Treatment

Changing your sleep habits and addressing any issues that may be associated with insomnia, such as stress, medical conditions or medications, can restore restful sleep for many people. If these measures don't work, your doctor may recommend cognitive behavioral therapy, medications or both, to help improve relaxation and sleep.

Cognitive behavioral therapy for insomnia

Cognitive behavioral therapy for insomnia (CBT-I) can help you control or eliminate negative thoughts and actions that keep you awake and is generally recommended as the first line of treatment for people with insomnia. Typically, CBT-I is equally or more effective than sleep medications.

The cognitive part of CBT-I teaches you to recognize and change beliefs that affect your ability to sleep. It can help you control or eliminate negative thoughts and worries that keep you awake. It may also involve eliminating the cycle that can develop where you worry so much about getting to sleep that you can't fall asleep.

The behavioral part of CBT-I helps you develop good sleep habits and avoid behaviors that keep you from sleeping well. Strategies include, for example:

  • Stimulus control therapy. This method helps remove factors that condition your mind to resist sleep. For example, you might be coached to set a consistent bedtime and wake time and avoid naps, use the bed only for sleep and sex, and leave the bedroom if you can't go to sleep within 20 minutes, only returning when you're sleepy.
  • Relaxation techniques. Progressive muscle relaxation, biofeedback and breathing exercises are ways to reduce anxiety at bedtime. Practicing these techniques can help you control your breathing, heart rate, muscle tension and mood so that you can relax.
  • Sleep restriction. This therapy decreases the time you spend in bed and avoids daytime naps, causing partial sleep deprivation, which makes you more tired the next night. Once your sleep has improved, your time in bed is gradually increased.
  • Remaining passively awake. Also called paradoxical intention, this therapy for learned insomnia is aimed at reducing the worry and anxiety about being able to get to sleep by getting in bed and trying to stay awake rather than expecting to fall asleep.
  • Light therapy. If you fall asleep too early and then awaken too early, you can use light to push back your internal clock. You can go outside during times of the year when it's light outside in the evenings, or you can use a light box. Talk to your doctor about recommendations.

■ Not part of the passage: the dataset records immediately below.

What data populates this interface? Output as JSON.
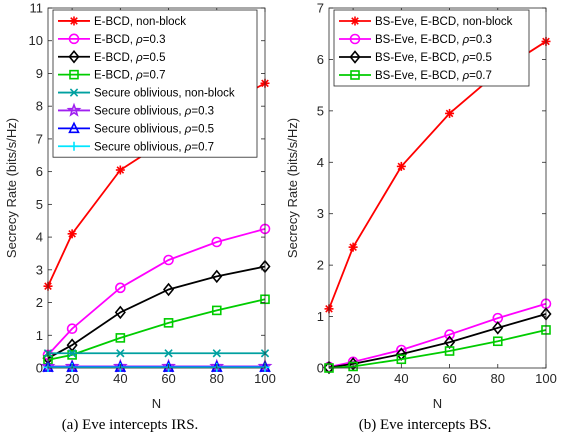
{
  "chart_data": [
    {
      "type": "line",
      "caption": "(a) Eve intercepts IRS.",
      "xlabel": "N",
      "ylabel": "Secrecy Rate (bits/s/Hz)",
      "xlim": [
        10,
        100
      ],
      "ylim": [
        0,
        11
      ],
      "xticks": [
        20,
        40,
        60,
        80,
        100
      ],
      "yticks": [
        0,
        1,
        2,
        3,
        4,
        5,
        6,
        7,
        8,
        9,
        10,
        11
      ],
      "grid": false,
      "legend_position": "top-left",
      "x": [
        10,
        20,
        40,
        60,
        80,
        100
      ],
      "series": [
        {
          "name": "E-BCD, non-block",
          "prefix": "E-BCD, ",
          "rho": "",
          "suffix": "non-block",
          "color": "#ff0000",
          "marker": "asterisk",
          "values": [
            2.5,
            4.1,
            6.05,
            7.0,
            7.9,
            8.7
          ]
        },
        {
          "name": "E-BCD, ρ=0.3",
          "prefix": "E-BCD, ",
          "rho": "ρ",
          "suffix": "=0.3",
          "color": "#ff00ff",
          "marker": "circle",
          "values": [
            0.4,
            1.2,
            2.45,
            3.3,
            3.85,
            4.25
          ]
        },
        {
          "name": "E-BCD, ρ=0.5",
          "prefix": "E-BCD, ",
          "rho": "ρ",
          "suffix": "=0.5",
          "color": "#000000",
          "marker": "diamond",
          "values": [
            0.3,
            0.7,
            1.7,
            2.4,
            2.8,
            3.1
          ]
        },
        {
          "name": "E-BCD, ρ=0.7",
          "prefix": "E-BCD, ",
          "rho": "ρ",
          "suffix": "=0.7",
          "color": "#00cc00",
          "marker": "square",
          "values": [
            0.25,
            0.4,
            0.92,
            1.38,
            1.76,
            2.1
          ]
        },
        {
          "name": "Secure oblivious, non-block",
          "prefix": "Secure oblivious, ",
          "rho": "",
          "suffix": "non-block",
          "color": "#00a0a0",
          "marker": "x",
          "values": [
            0.45,
            0.45,
            0.45,
            0.45,
            0.45,
            0.45
          ]
        },
        {
          "name": "Secure oblivious, ρ=0.3",
          "prefix": "Secure oblivious, ",
          "rho": "ρ",
          "suffix": "=0.3",
          "color": "#a020f0",
          "marker": "star",
          "values": [
            0.05,
            0.05,
            0.05,
            0.05,
            0.05,
            0.05
          ]
        },
        {
          "name": "Secure oblivious, ρ=0.5",
          "prefix": "Secure oblivious, ",
          "rho": "ρ",
          "suffix": "=0.5",
          "color": "#0000ff",
          "marker": "triangle",
          "values": [
            0.03,
            0.03,
            0.03,
            0.03,
            0.03,
            0.03
          ]
        },
        {
          "name": "Secure oblivious, ρ=0.7",
          "prefix": "Secure oblivious, ",
          "rho": "ρ",
          "suffix": "=0.7",
          "color": "#00e5ff",
          "marker": "plus",
          "values": [
            0.02,
            0.02,
            0.02,
            0.02,
            0.02,
            0.02
          ]
        }
      ]
    },
    {
      "type": "line",
      "caption": "(b) Eve intercepts BS.",
      "xlabel": "N",
      "ylabel": "Secrecy Rate (bits/s/Hz)",
      "xlim": [
        10,
        100
      ],
      "ylim": [
        0,
        7
      ],
      "xticks": [
        20,
        40,
        60,
        80,
        100
      ],
      "yticks": [
        0,
        1,
        2,
        3,
        4,
        5,
        6,
        7
      ],
      "grid": false,
      "legend_position": "top-left",
      "x": [
        10,
        20,
        40,
        60,
        80,
        100
      ],
      "series": [
        {
          "name": "BS-Eve, E-BCD, non-block",
          "prefix": "BS-Eve, E-BCD, ",
          "rho": "",
          "suffix": "non-block",
          "color": "#ff0000",
          "marker": "asterisk",
          "values": [
            1.15,
            2.35,
            3.92,
            4.95,
            5.75,
            6.35
          ]
        },
        {
          "name": "BS-Eve, E-BCD, ρ=0.3",
          "prefix": "BS-Eve, E-BCD, ",
          "rho": "ρ",
          "suffix": "=0.3",
          "color": "#ff00ff",
          "marker": "circle",
          "values": [
            0.02,
            0.12,
            0.35,
            0.65,
            0.97,
            1.25
          ]
        },
        {
          "name": "BS-Eve, E-BCD, ρ=0.5",
          "prefix": "BS-Eve, E-BCD, ",
          "rho": "ρ",
          "suffix": "=0.5",
          "color": "#000000",
          "marker": "diamond",
          "values": [
            0.01,
            0.08,
            0.27,
            0.5,
            0.78,
            1.05
          ]
        },
        {
          "name": "BS-Eve, E-BCD, ρ=0.7",
          "prefix": "BS-Eve, E-BCD, ",
          "rho": "ρ",
          "suffix": "=0.7",
          "color": "#00cc00",
          "marker": "square",
          "values": [
            0.0,
            0.03,
            0.17,
            0.33,
            0.52,
            0.74
          ]
        }
      ]
    }
  ]
}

Your doctor may recommend other strategies related to your lifestyle and sleep environment to help you develop habits that promote sound sleep and daytime alertness.

Prescription medications

Prescription sleeping pills can help you get to sleep, stay asleep or both. Doctors generally don't recommend relying on prescription sleeping pills for more than a few weeks, but several medications are approved for long-term use.

Examples include:

  • Eszopiclone (Lunesta)
  • Ramelteon (Rozerem)
  • Zaleplon (Sonata)
  • Zolpidem (Ambien, Edluar, Intermezzo, Zolpimist)

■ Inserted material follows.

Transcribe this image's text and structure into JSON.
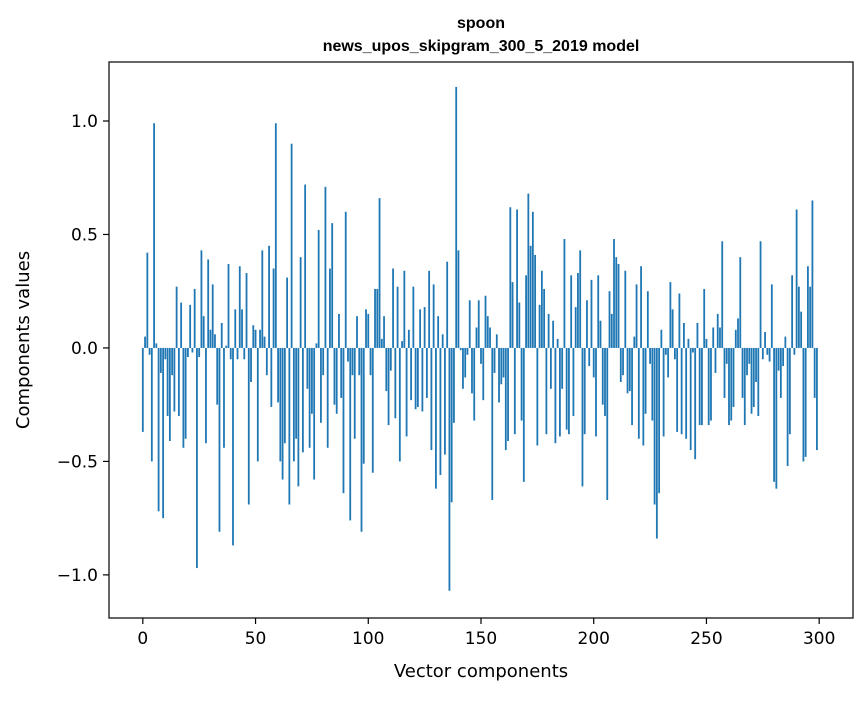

Prescription sleeping pills can have side effects, such as causing daytime grogginess and increasing the risk of falling, or they can be habit-forming, so talk to your doctor about these medications and other possible side effects.

Over-the-counter sleep aids

Nonprescription sleep medications contain antihistamines that can make you drowsy, but they're not intended for regular use. Talk to your doctor before you take these, as antihistamines may cause side effects, such as daytime sleepiness, dizziness, confusion, cognitive decline and difficulty urinating, which may be worse in older adults.

Alternative medicine

Many people never visit their doctor for insomnia and try to cope with sleeplessness on their own. Although in many cases safety and effectiveness have not been proved, some people try therapies such as:

  • Melatonin. This over-the-counter (OTC) supplement is marketed as a way to help overcome insomnia. It's generally considered safe to use melatonin for a few weeks, but no convincing evidence exists to prove that melatonin is an effective treatment for insomnia, and the long-term safety is unknown.
  • Valerian. This dietary supplement is sold as a sleep aid because it has a mildly sedating effect, although it hasn't been well-studied. Discuss valerian with your doctor before trying it. Some people who have used high doses or used it long term may have had liver damage, although it's not clear if valerian caused the damage.
  • Acupuncture. There's some evidence that acupuncture may be beneficial for people with insomnia, but more research is needed. If you choose to try acupuncture along with your conventional treatment, ask your doctor how to find a qualified practitioner.
  • Yoga or tai chi. Some studies suggest that the regular practice of yoga or tai chi can help improve sleep quality.
  • Meditation. Several small studies suggest that meditation, along with conventional treatment, may help improve sleep and reduce stress.

Caution regarding herbal and dietary sleep aids

Because the Food and Drug Administration does not mandate that manufacturers show proof of effectiveness or safety before marketing dietary supplement sleep aids, talk with your doctor before taking any herbal supplements or other OTC products. Some products can be harmful and some can cause harm if you're taking certain medications.